By the definition of conditional probability, you have
[tex]\mathbb P(B|A)=\dfrac{\mathbb P(B\cap A)}{\mathbb P(A)}\implies\mathbb P(A\cap B)=0.2\times0.5=0.1[/tex]
[tex]\mathbb P(A|B)=\dfrac{\mathbb P(A\cap B)}{\mathbb P(B)}\implies\mathbb P(B)=\dfrac{0.1}{0.25}=1[/tex]

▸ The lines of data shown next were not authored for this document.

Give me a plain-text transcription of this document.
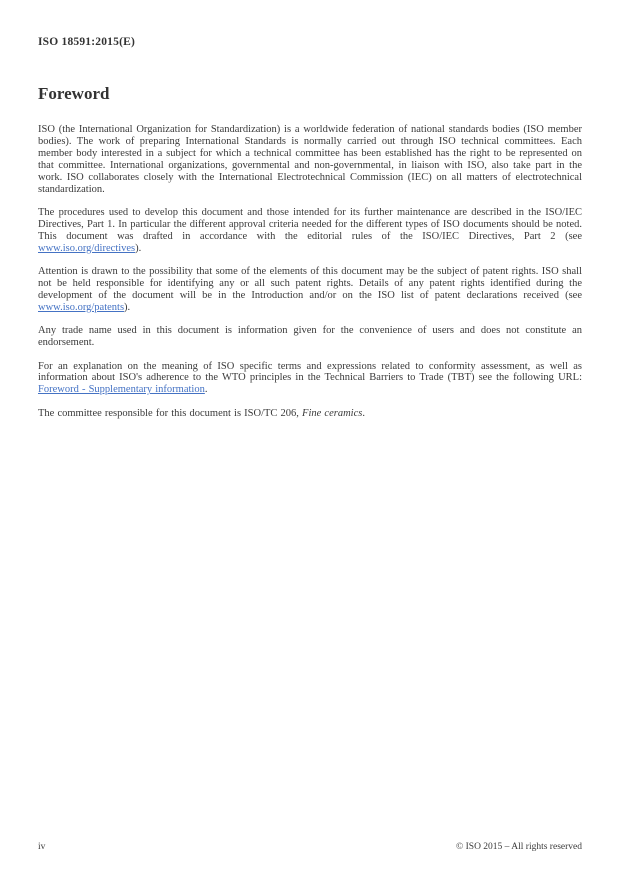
ISO 18591:2015(E)
Foreword

ISO (the International Organization for Standardization) is a worldwide federation of national standards bodies (ISO member bodies). The work of preparing International Standards is normally carried out through ISO technical committees. Each member body interested in a subject for which a technical committee has been established has the right to be represented on that committee. International organizations, governmental and non-governmental, in liaison with ISO, also take part in the work. ISO collaborates closely with the International Electrotechnical Commission (IEC) on all matters of electrotechnical standardization.

The procedures used to develop this document and those intended for its further maintenance are described in the ISO/IEC Directives, Part 1. In particular the different approval criteria needed for the different types of ISO documents should be noted. This document was drafted in accordance with the editorial rules of the ISO/IEC Directives, Part 2 (see www.iso.org/directives).

Attention is drawn to the possibility that some of the elements of this document may be the subject of patent rights. ISO shall not be held responsible for identifying any or all such patent rights. Details of any patent rights identified during the development of the document will be in the Introduction and/or on the ISO list of patent declarations received (see www.iso.org/patents).

Any trade name used in this document is information given for the convenience of users and does not constitute an endorsement.

For an explanation on the meaning of ISO specific terms and expressions related to conformity assessment, as well as information about ISO's adherence to the WTO principles in the Technical Barriers to Trade (TBT) see the following URL: Foreword - Supplementary information.

The committee responsible for this document is ISO/TC 206, Fine ceramics.

iv	© ISO 2015 – All rights reserved
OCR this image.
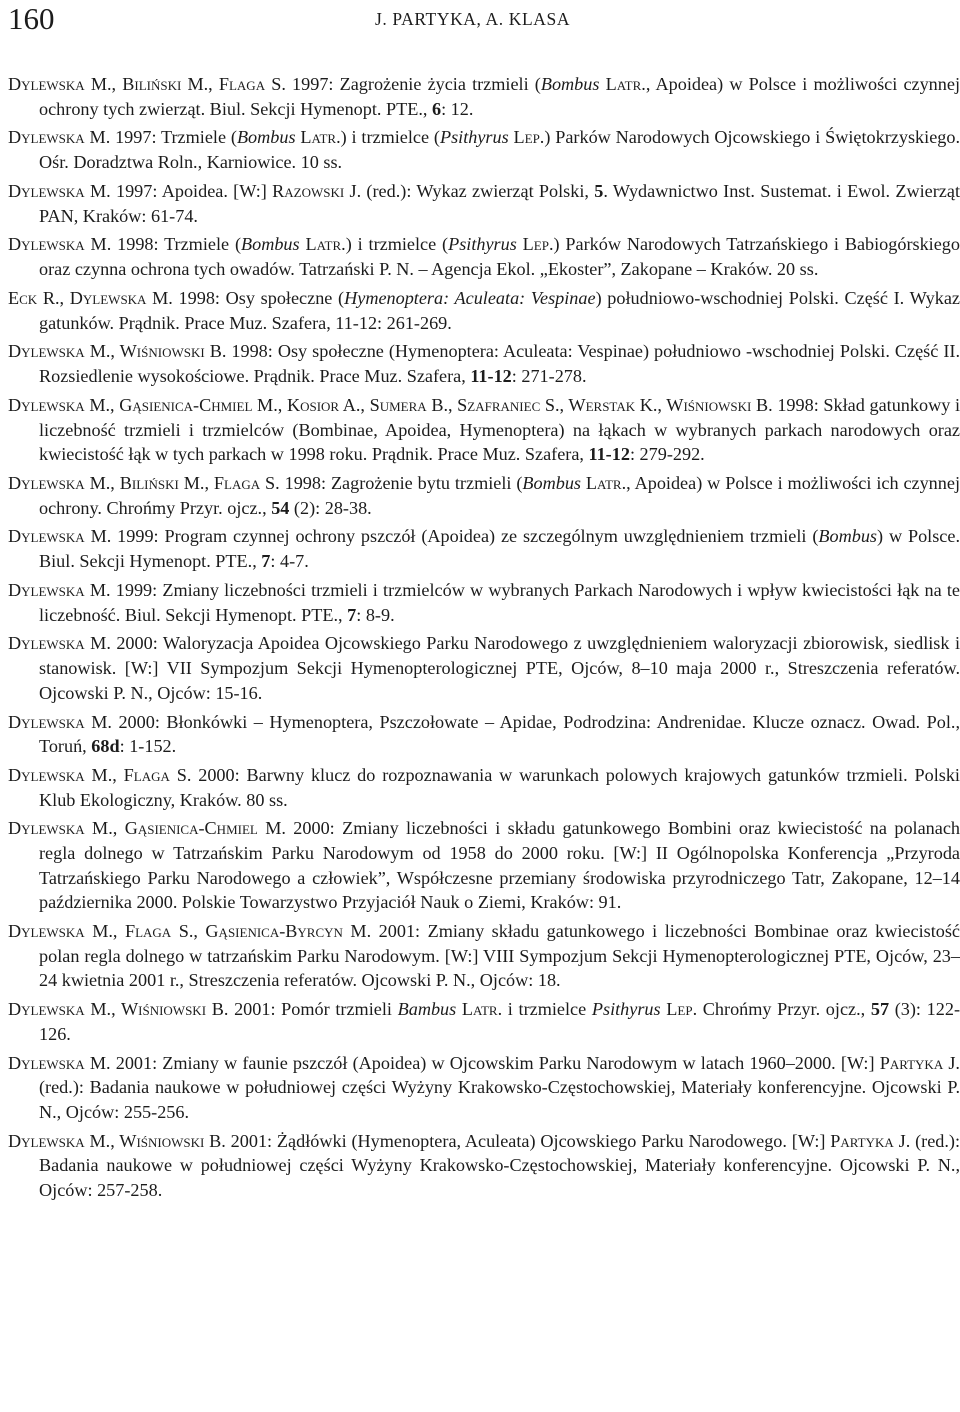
160	J. PARTYKA, A. KLASA

Dylewska M., Biliński M., Flaga S. 1997: Zagrożenie życia trzmieli (Bombus Latr., Apoidea) w Polsce i możliwości czynnej ochrony tych zwierząt. Biul. Sekcji Hymenopt. PTE., 6: 12.

Dylewska M. 1997: Trzmiele (Bombus Latr.) i trzmielce (Psithyrus Lep.) Parków Narodowych Ojcowskiego i Świętokrzyskiego. Ośr. Doradztwa Roln., Karniowice. 10 ss.

Dylewska M. 1997: Apoidea. [W:] Razowski J. (red.): Wykaz zwierząt Polski, 5. Wydawnictwo Inst. Sustemat. i Ewol. Zwierząt PAN, Kraków: 61-74.

Dylewska M. 1998: Trzmiele (Bombus Latr.) i trzmielce (Psithyrus Lep.) Parków Narodowych Tatrzańskiego i Babiogórskiego oraz czynna ochrona tych owadów. Tatrzański P. N. – Agencja Ekol. „Ekoster”, Zakopane – Kraków. 20 ss.

Eck R., Dylewska M. 1998: Osy społeczne (Hymenoptera: Aculeata: Vespinae) południowo-wschodniej Polski. Część I. Wykaz gatunków. Prądnik. Prace Muz. Szafera, 11-12: 261-269.

Dylewska M., Wiśniowski B. 1998: Osy społeczne (Hymenoptera: Aculeata: Vespinae) południowo -wschodniej Polski. Część II. Rozsiedlenie wysokościowe. Prądnik. Prace Muz. Szafera, 11-12: 271-278.

Dylewska M., Gąsienica-Chmiel M., Kosior A., Sumera B., Szafraniec S., Werstak K., Wiśniowski B. 1998: Skład gatunkowy i liczebność trzmieli i trzmielców (Bombinae, Apoidea, Hymenoptera) na łąkach w wybranych parkach narodowych oraz kwiecistość łąk w tych parkach w 1998 roku. Prądnik. Prace Muz. Szafera, 11-12: 279-292.

Dylewska M., Biliński M., Flaga S. 1998: Zagrożenie bytu trzmieli (Bombus Latr., Apoidea) w Polsce i możliwości ich czynnej ochrony. Chrońmy Przyr. ojcz., 54 (2): 28-38.

Dylewska M. 1999: Program czynnej ochrony pszczół (Apoidea) ze szczególnym uwzględnieniem trzmieli (Bombus) w Polsce. Biul. Sekcji Hymenopt. PTE., 7: 4-7.

Dylewska M. 1999: Zmiany liczebności trzmieli i trzmielców w wybranych Parkach Narodowych i wpływ kwiecistości łąk na te liczebność. Biul. Sekcji Hymenopt. PTE., 7: 8-9.

Dylewska M. 2000: Waloryzacja Apoidea Ojcowskiego Parku Narodowego z uwzględnieniem waloryzacji zbiorowisk, siedlisk i stanowisk. [W:] VII Sympozjum Sekcji Hymenopterologicznej PTE, Ojców, 8–10 maja 2000 r., Streszczenia referatów. Ojcowski P. N., Ojców: 15-16.

Dylewska M. 2000: Błonkówki – Hymenoptera, Pszczołowate – Apidae, Podrodzina: Andrenidae. Klucze oznacz. Owad. Pol., Toruń, 68d: 1-152.

Dylewska M., Flaga S. 2000: Barwny klucz do rozpoznawania w warunkach polowych krajowych gatunków trzmieli. Polski Klub Ekologiczny, Kraków. 80 ss.

Dylewska M., Gąsienica-Chmiel M. 2000: Zmiany liczebności i składu gatunkowego Bombini oraz kwiecistość na polanach regla dolnego w Tatrzańskim Parku Narodowym od 1958 do 2000 roku. [W:] II Ogólnopolska Konferencja „Przyroda Tatrzańskiego Parku Narodowego a człowiek”, Współczesne przemiany środowiska przyrodniczego Tatr, Zakopane, 12–14 października 2000. Polskie Towarzystwo Przyjaciół Nauk o Ziemi, Kraków: 91.

Dylewska M., Flaga S., Gąsienica-Byrcyn M. 2001: Zmiany składu gatunkowego i liczebności Bombinae oraz kwiecistość polan regla dolnego w tatrzańskim Parku Narodowym. [W:] VIII Sympozjum Sekcji Hymenopterologicznej PTE, Ojców, 23–24 kwietnia 2001 r., Streszczenia referatów. Ojcowski P. N., Ojców: 18.

Dylewska M., Wiśniowski B. 2001: Pomór trzmieli Bambus Latr. i trzmielce Psithyrus Lep. Chrońmy Przyr. ojcz., 57 (3): 122-126.

Dylewska M. 2001: Zmiany w faunie pszczół (Apoidea) w Ojcowskim Parku Narodowym w latach 1960–2000. [W:] Partyka J. (red.): Badania naukowe w południowej części Wyżyny Krakowsko-Częstochowskiej, Materiały konferencyjne. Ojcowski P. N., Ojców: 255-256.

Dylewska M., Wiśniowski B. 2001: Żądłówki (Hymenoptera, Aculeata) Ojcowskiego Parku Narodowego. [W:] Partyka J. (red.): Badania naukowe w południowej części Wyżyny Krakowsko-Częstochowskiej, Materiały konferencyjne. Ojcowski P. N., Ojców: 257-258.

[tex]\mathbb P(\neg B|\neg A)=\dfrac{\mathbb P(\neg B\cap\neg A)}{\mathbb P(\neg A)}[/tex]
Recall that
[tex]\mathbb P(\neg B\cap\neg A)=\mathbb P(\neg(B\cup A))=1-\mathbb P(B\cup A)[/tex]
and that
[tex]\mathbb P(B\cup A)=\mathbb P(B)+\mathbb P(A)-\mathbb P(B\cap A)[/tex]
This means
[tex]\mathbb P(\neg B|\neg A)=\dfrac{1-\mathbb P(B)-\mathbb P(A)+\mathbb P(B\cap A)}{1-\mathbb P(A)}=\dfrac{1-0.4-0.5+0.1}{1-0.5}=0.1[/tex]